Milas’a bağlı İkizköy’de bulunan Akbelen Ormanı’nda Limak Holding ve IC Holding ortak iştiraki YK Enerji’nin kömür maden sahasını genişletmek için ağaç kesimine karşı bölge halkının mücadelesi sekizinci günde de sürüyor.
"Akarsularımız bitti, İkizköy gitti, Akbelen de gidiyor"
Muğla’nın Bağdamlar köyünden Akbelen’e gelen Zehra Ünal, ANKA Haber Ajansı’na yaptığı açıklamada şunları söyledi:
"Bizim yerlerimizi aldılar ne suları kaldı ne başka bir şeyimiz kaldı. Akarsularımızı bitti. İkizköy gitti, Akbelen gidiyor. Oradan buraya kadar tek bir ağaç kalmadı. Ne annemden bir toprak kaldı ne de başka bir şey hepsini aldılar, seslenmedik cahil zamanımızdı, çocukluk zamanımızdı. Şimdi de ellerimle getirip tenekeyle suladığım zeytinlerimiz dahi gidiyor. Güllük suları gidiyor, Bodrum suları gidiyor. Güllük, Zeytinlikuyu, Kıyıkışlacık sularının hepsi gitti sayılır. Kuşların su içecekleri hiçbir yer kalmadı. Ben ona geldim. Kalp hastasıyım, aksayarak geldim, arabayla getirdiler. Benim isteğim zeytinlerimiz gitmesin, sularımız gitmesin. Bu sular da giderse Çamköy çöle dönüyor. Çamlar da kesildi şimdi sıra zeytin ağaçlarımıza geldi.
"Yeter, almasınlar bizim topraklarımızı"
Ben şimdiye kadar mağdurum bundan sonra mağdur olmak istemiyorum. Herkes bize yardımcı olsun. Buranın iş yeri buraysa benim çocuğumun iş yeri de gidiyor. Ben ondan ötürü geldim, hasta yatağımdan kalktım. Hapları içip yola çıktım, bu haplarla yaşıyorum. Bugün öleceğimi de bilsem gideceğim dedim. Hakkımızı aramaya geldim. Üç tane adamın gelip buraları talan etmeye hakları yok. Yeter derelerimiz susuz kaldı, kuşlarımız susuz kaldı. Asmalarımızda bir tane üzüm kalmadı. Babam kanserden öldü, ağabeyim koah hastalığından öldü, kardeşim dört ay Aydın Hastanesi’nde yattı. Ben de çeke çeke kalp hastası oldum.

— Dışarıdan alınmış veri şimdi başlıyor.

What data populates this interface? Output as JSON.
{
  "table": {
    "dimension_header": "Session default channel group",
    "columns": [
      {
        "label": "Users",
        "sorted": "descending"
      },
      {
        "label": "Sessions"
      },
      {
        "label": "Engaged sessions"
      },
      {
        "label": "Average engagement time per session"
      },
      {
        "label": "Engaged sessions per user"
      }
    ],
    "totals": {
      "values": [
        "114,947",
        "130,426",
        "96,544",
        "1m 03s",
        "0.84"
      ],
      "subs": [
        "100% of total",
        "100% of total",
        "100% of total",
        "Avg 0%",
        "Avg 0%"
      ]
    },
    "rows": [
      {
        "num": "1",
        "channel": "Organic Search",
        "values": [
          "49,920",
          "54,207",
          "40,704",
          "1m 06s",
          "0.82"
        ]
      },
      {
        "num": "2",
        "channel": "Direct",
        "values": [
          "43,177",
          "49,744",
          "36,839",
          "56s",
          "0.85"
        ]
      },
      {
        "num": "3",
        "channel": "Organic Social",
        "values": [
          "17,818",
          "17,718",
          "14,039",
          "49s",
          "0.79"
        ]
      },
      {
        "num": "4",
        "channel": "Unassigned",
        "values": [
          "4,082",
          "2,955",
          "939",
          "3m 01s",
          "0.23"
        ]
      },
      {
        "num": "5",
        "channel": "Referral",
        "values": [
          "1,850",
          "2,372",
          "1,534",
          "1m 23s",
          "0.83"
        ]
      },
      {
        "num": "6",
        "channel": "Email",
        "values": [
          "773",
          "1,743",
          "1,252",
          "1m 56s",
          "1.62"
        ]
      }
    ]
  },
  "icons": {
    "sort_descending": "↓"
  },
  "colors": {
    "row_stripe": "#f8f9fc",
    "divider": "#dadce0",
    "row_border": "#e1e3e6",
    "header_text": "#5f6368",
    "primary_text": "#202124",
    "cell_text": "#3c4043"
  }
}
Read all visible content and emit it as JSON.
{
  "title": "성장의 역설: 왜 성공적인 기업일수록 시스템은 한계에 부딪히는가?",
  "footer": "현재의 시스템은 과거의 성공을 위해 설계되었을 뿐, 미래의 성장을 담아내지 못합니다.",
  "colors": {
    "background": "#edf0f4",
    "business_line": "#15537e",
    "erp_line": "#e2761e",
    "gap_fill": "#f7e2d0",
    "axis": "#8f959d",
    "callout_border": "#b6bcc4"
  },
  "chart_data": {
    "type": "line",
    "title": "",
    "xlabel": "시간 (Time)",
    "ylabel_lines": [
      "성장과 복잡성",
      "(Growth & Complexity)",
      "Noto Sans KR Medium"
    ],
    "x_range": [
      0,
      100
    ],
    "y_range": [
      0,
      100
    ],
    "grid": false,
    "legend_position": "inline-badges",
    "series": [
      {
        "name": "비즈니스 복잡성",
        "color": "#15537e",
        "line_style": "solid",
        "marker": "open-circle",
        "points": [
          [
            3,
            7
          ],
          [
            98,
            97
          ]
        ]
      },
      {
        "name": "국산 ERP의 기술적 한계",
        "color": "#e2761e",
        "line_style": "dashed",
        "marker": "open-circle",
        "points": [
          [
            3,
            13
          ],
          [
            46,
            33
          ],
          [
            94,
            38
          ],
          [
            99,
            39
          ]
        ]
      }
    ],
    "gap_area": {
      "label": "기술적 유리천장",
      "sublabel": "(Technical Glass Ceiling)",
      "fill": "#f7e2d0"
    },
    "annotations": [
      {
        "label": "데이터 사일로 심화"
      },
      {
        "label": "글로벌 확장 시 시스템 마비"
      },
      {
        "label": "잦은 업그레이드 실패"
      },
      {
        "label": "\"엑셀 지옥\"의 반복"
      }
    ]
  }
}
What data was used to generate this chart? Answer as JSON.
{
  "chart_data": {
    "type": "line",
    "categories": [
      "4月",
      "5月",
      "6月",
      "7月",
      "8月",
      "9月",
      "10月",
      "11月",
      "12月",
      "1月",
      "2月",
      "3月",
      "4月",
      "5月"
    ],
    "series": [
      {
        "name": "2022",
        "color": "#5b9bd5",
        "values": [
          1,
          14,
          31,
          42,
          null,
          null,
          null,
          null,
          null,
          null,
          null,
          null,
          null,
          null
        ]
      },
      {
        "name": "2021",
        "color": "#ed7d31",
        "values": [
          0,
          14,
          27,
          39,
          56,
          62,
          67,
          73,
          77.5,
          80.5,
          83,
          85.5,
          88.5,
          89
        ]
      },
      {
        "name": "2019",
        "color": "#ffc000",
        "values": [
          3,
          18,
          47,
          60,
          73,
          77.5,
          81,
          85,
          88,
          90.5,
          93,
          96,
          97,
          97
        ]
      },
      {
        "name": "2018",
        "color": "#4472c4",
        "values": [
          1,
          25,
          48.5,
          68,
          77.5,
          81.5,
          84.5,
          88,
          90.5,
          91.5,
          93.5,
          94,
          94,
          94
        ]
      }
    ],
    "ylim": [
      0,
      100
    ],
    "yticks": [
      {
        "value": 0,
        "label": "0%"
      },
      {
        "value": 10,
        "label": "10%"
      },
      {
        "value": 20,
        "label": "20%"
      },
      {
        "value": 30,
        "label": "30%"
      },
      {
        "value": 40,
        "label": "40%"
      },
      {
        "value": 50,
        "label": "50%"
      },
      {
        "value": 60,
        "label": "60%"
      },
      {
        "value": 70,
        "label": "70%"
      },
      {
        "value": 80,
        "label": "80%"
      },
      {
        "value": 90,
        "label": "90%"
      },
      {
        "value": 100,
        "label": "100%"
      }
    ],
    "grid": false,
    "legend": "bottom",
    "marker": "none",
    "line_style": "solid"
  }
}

Yeter almasınlar bizim topraklarımızı, almasınlar bizim sularımızı.
Bu kadar millet susuz kalıyor bir biz değil, tüyü bitmedik çocuklar susuz kalıyor. Nereye gidecek bu Bodrum’un insanı? Cumhurbaşkanı da orada, işçisi de orada, sanatçısı da orada, herkes Bodrum’da. Bu Bodrum’un insanları niye gelmiyor buraya?... Onlar parayı alıyor ama ben susuz kalıyorum. Benim çoluğum çocuğum aşsız kalıyor, ekmeksiz kalıyor, yersiz kalıyor."